A report that came out two this week revealed that in 132 villages in the district of Uttarkashi, in the north Indian state of Uttarakhand, not a single female baby was recorded to be born over the last three months. So alarming is this sudden decline of the child sex ratio that the local administration marked all 132 of these villages under the red zone, and put a local group called Accredited Social Health Activist (ASHA) to the task.
The statistic was provided by the state health department. The data showed only male babies were born out of the 51 deliveries in 27 villages in Dunda village, since April. A similar trend was picked up in 27 villages in Bhatwari, 28 villages in Naugaun, 20 villages in Mori, 16 villages in Chinyalisaur and 14 villages in Purola block.
“According to the data collected by the health department, we have discovered that out of a total of 216 deliveries, not a single girl child has been born in 132 villages, which is suspicious and has highlighted female foeticide,” Uttarkashi’s District Magistrate Ashish Chauhan told The Times of India (TOI).
Chauhan also said that it’s possible this could be a coincidence. “We don’t have any [proof] of girl foeticide [but] we can’t take any chances... We will monitor data and activities of all these villages for next six months and will take strict action against ASHA workers if the situation does not improve. Moreover, we will also take legal action against the families who will be found guilty,” he added.
Female foeticide is a prevalent practice of selective abortion of female fetuses, which was outlawed in India in 1994. Despite that, reports show that this tradition continues since dowries for girls is rampant in most parts of India.
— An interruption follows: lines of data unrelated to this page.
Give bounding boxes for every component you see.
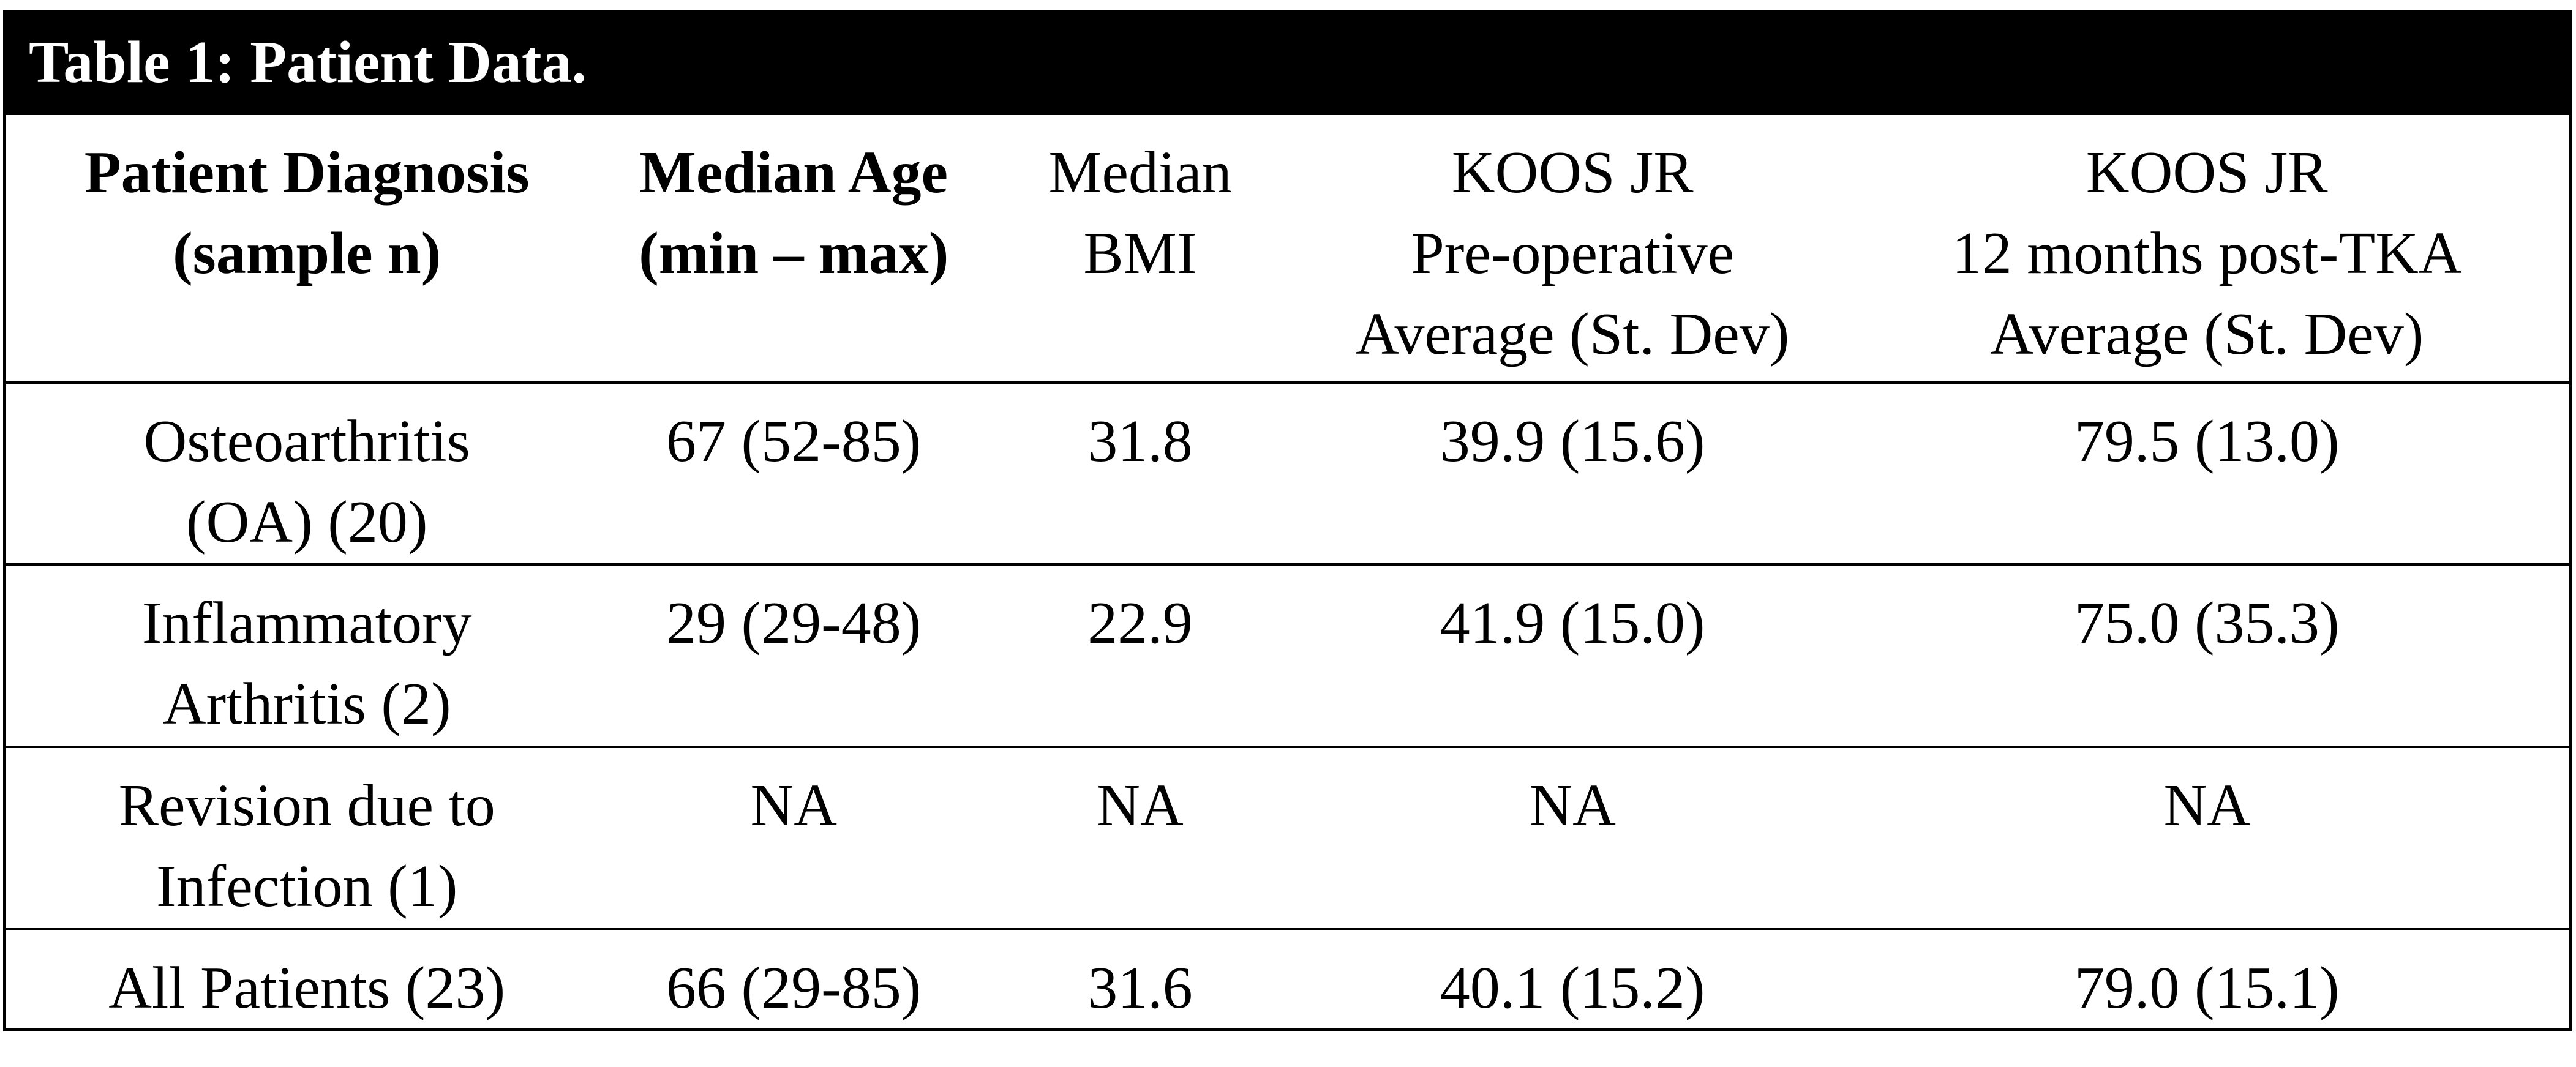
header-line: Median <box>1048 140 1232 206</box>
cell-diagnosis: Osteoarthritis (OA) (20) <box>4 382 608 566</box>
cell-diagnosis: Inflammatory Arthritis (2) <box>4 564 608 748</box>
header-median-bmi: Median BMI <box>980 115 1301 384</box>
cell-median-age: 66 (29-85) <box>666 955 922 1021</box>
header-koos-post: KOOS JR 12 months post-TKA Average (St. … <box>1844 115 2571 384</box>
cell-koos-pre: 41.9 (15.0) <box>1300 564 1845 748</box>
header-line: Pre-operative <box>1411 220 1735 286</box>
cell-median-age: 67 (52-85) <box>607 382 980 566</box>
cell-line: (OA) (20) <box>186 489 428 555</box>
table-header-row: Patient Diagnosis (sample n) Median Age … <box>4 115 2571 384</box>
cell-line: Arthritis (2) <box>162 671 451 737</box>
cell-koos-post: 75.0 (35.3) <box>1844 564 2571 748</box>
header-line: Average (St. Dev) <box>1355 301 1790 367</box>
cell-median-age: NA <box>607 747 980 930</box>
cell-line: Revision due to <box>118 773 495 839</box>
cell-koos-post: 79.0 (15.1) <box>2074 955 2340 1021</box>
table-row: All Patients (23) 66 (29-85) 31.6 40.1 (… <box>5 929 2571 1030</box>
patient-data-table-container: Table 1: Patient Data. Patient Diagnosis… <box>3 10 2572 1031</box>
cell-koos-post: 79.5 (13.0) <box>1844 382 2571 566</box>
table-title: Table 1: Patient Data. <box>3 10 2572 115</box>
header-line: BMI <box>1083 220 1197 286</box>
header-line: KOOS JR <box>1451 140 1694 206</box>
header-line: (sample n) <box>173 220 441 286</box>
cell-line: Infection (1) <box>156 853 458 919</box>
header-line: Patient Diagnosis <box>84 140 530 206</box>
patient-data-table: Patient Diagnosis (sample n) Median Age … <box>3 115 2572 1031</box>
header-median-age: Median Age (min – max) <box>607 115 980 384</box>
header-line: Median Age <box>639 140 948 206</box>
cell-koos-pre: NA <box>1300 747 1845 930</box>
cell-koos-post: NA <box>1844 747 2571 930</box>
header-patient-diagnosis: Patient Diagnosis (sample n) <box>4 115 608 384</box>
header-line: Average (St. Dev) <box>1990 301 2424 367</box>
cell-diagnosis: All Patients (23) <box>5 929 608 1030</box>
cell-median-bmi: 31.6 <box>1087 955 1193 1021</box>
table-row: Osteoarthritis (OA) (20) 67 (52-85) 31.8… <box>4 382 2571 566</box>
cell-median-bmi: NA <box>980 747 1301 930</box>
cell-line: Osteoarthritis <box>143 408 470 474</box>
cell-diagnosis: Revision due to Infection (1) <box>4 747 608 930</box>
cell-koos-pre: 40.1 (15.2) <box>1440 955 1705 1021</box>
header-line: KOOS JR <box>2086 140 2328 206</box>
cell-median-bmi: 22.9 <box>980 564 1301 748</box>
table-row: Inflammatory Arthritis (2) 29 (29-48) 22… <box>4 564 2571 748</box>
header-line: (min – max) <box>639 220 949 286</box>
table-row: Revision due to Infection (1) NA NA NA N… <box>4 747 2571 930</box>
header-line: 12 months post-TKA <box>1951 220 2462 286</box>
cell-koos-pre: 39.9 (15.6) <box>1300 382 1845 566</box>
cell-line: All Patients (23) <box>108 955 506 1021</box>
cell-median-age: 29 (29-48) <box>607 564 980 748</box>
cell-median-bmi: 31.8 <box>980 382 1301 566</box>
header-koos-pre: KOOS JR Pre-operative Average (St. Dev) <box>1300 115 1845 384</box>
cell-line: Inflammatory <box>141 590 472 656</box>
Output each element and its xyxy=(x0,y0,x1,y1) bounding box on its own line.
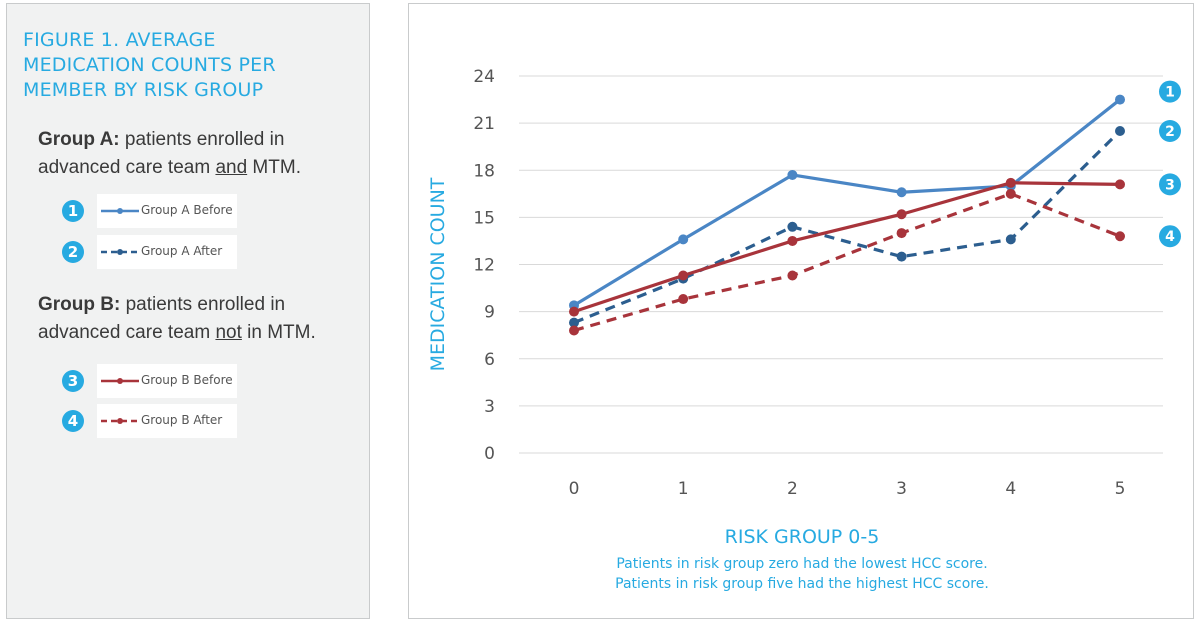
caption-line-1: Patients in risk group zero had the lowe… xyxy=(616,556,988,572)
x-tick-label: 0 xyxy=(569,479,580,499)
legend-line-3 xyxy=(101,378,139,384)
legend-line-2 xyxy=(101,249,139,255)
data-point xyxy=(569,317,579,328)
x-tick-label: 3 xyxy=(896,479,907,499)
legend-swatch-box: Group A Before xyxy=(97,194,237,228)
group-a-description: Group A: patients enrolled in advanced c… xyxy=(38,126,368,182)
data-point xyxy=(678,234,689,245)
y-tick-label: 6 xyxy=(484,350,495,370)
data-point xyxy=(787,235,798,246)
series-line-4 xyxy=(573,192,1121,333)
end-badge-label-1: 1 xyxy=(1165,85,1175,101)
series-line-2 xyxy=(573,129,1122,325)
legend-label-4: Group B After xyxy=(141,413,223,427)
y-tick-label: 15 xyxy=(473,208,495,228)
end-badge-4 xyxy=(1159,225,1181,248)
group-b-text-1: patients enrolled in advanced care team xyxy=(38,294,286,343)
chart-panel: 0 3 6 9 12 15 18 21 24 0 1 2 3 4 5 MEDICATION COUNT 1 2 3 4… xyxy=(408,3,1194,619)
legend-label-2: Group A After xyxy=(141,244,223,258)
data-point xyxy=(678,294,689,305)
data-point xyxy=(896,209,907,220)
caption-line-2: Patients in risk group five had the high… xyxy=(615,576,989,592)
group-b-lead: Group B: xyxy=(38,294,121,315)
badge-2: 2 xyxy=(62,241,84,263)
x-tick-label: 4 xyxy=(1005,479,1016,499)
legend-swatch-box: Group A After xyxy=(97,235,237,269)
legend-line-1 xyxy=(101,208,139,214)
data-point xyxy=(1005,177,1016,188)
y-axis-label: MEDICATION COUNT xyxy=(427,177,449,371)
y-tick-label: 21 xyxy=(473,114,495,134)
x-tick-label: 2 xyxy=(787,479,798,499)
end-badge-label-2: 2 xyxy=(1165,124,1175,140)
y-tick-label: 9 xyxy=(484,303,495,323)
x-tick-label: 1 xyxy=(678,479,689,499)
legend-label-1: Group A Before xyxy=(141,203,233,217)
group-b-text-2: in MTM. xyxy=(241,322,316,343)
group-a-emphasis: and xyxy=(215,157,248,178)
data-point xyxy=(1115,179,1125,190)
x-axis-label: RISK GROUP 0-5 xyxy=(724,526,880,548)
badge-4: 4 xyxy=(62,410,84,432)
legend-line-4 xyxy=(101,418,139,424)
y-tick-label: 18 xyxy=(473,161,495,181)
y-tick-label: 0 xyxy=(484,444,495,464)
group-a-text-1: patients enrolled in advanced care team xyxy=(38,129,285,178)
data-point xyxy=(896,228,907,239)
data-point xyxy=(1005,188,1016,199)
series-line-3 xyxy=(573,181,1121,314)
legend-swatch-box: Group B Before xyxy=(97,364,237,398)
series-line-1 xyxy=(573,98,1121,307)
end-badge-3 xyxy=(1159,173,1181,196)
data-point xyxy=(1115,94,1125,105)
group-a-text-2: MTM. xyxy=(247,157,301,178)
x-tick-label: 5 xyxy=(1115,479,1126,499)
group-a-lead: Group A: xyxy=(38,129,120,150)
group-b-description: Group B: patients enrolled in advanced c… xyxy=(38,291,368,347)
data-point xyxy=(896,187,907,198)
end-badge-label-4: 4 xyxy=(1165,229,1175,245)
legend-swatch-box: Group B After xyxy=(97,404,237,438)
data-point xyxy=(787,169,798,180)
data-point xyxy=(678,270,689,281)
y-tick-label: 12 xyxy=(473,256,495,276)
y-tick-label: 24 xyxy=(473,67,495,87)
data-point xyxy=(896,251,907,262)
badge-1: 1 xyxy=(62,200,84,222)
data-point xyxy=(1115,125,1125,136)
badge-3: 3 xyxy=(62,370,84,392)
legend-label-3: Group B Before xyxy=(141,373,233,387)
group-b-emphasis: not xyxy=(215,322,242,343)
legend-panel: FIGURE 1. AVERAGE MEDICATION COUNTS PER … xyxy=(6,3,370,619)
data-point xyxy=(569,325,579,336)
end-badge-1 xyxy=(1159,80,1181,103)
y-tick-label: 3 xyxy=(484,397,495,417)
data-point xyxy=(1115,231,1125,242)
data-point xyxy=(787,270,798,281)
end-badge-2 xyxy=(1159,119,1181,142)
data-point xyxy=(569,306,579,317)
data-point xyxy=(1005,234,1016,245)
end-badge-label-3: 3 xyxy=(1165,177,1175,193)
data-point xyxy=(787,221,798,232)
figure-title: FIGURE 1. AVERAGE MEDICATION COUNTS PER … xyxy=(23,29,276,101)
A government report last year found that 63 million women were “missing” from India due to “issues relating to son preference [which is] a matter for Indian society as a whole to reflect upon.”
The latest census (2011) shows that in Uttarakhand, the adult sex ratio is 963 females for every 1,000 males, while the child sex ratio stood at 890. At the same time, the Indian government also has a ‘Beti Bachao Beti Padhao (Save Girls, Educate Girls)’ scheme to allow gender equality as a behaviour pattern in the light of the pre-existing traditions that are killing girls and women.
But for now, the investigation to find out more about missing girl children is on. “It is shocking to have zero girl children in 132 villages of the district, as we have rarely heard or seen any incident of female foeticide in the hills,” Gopal Rawal, an MLA of Gangotri district in Uttarakhand, told TOI. “I have directed the health department to find out the real cause... we will also launch a massive awareness campaign to save girl children with the help of the administration, NGOs and all other possible ways to reverse the trend.”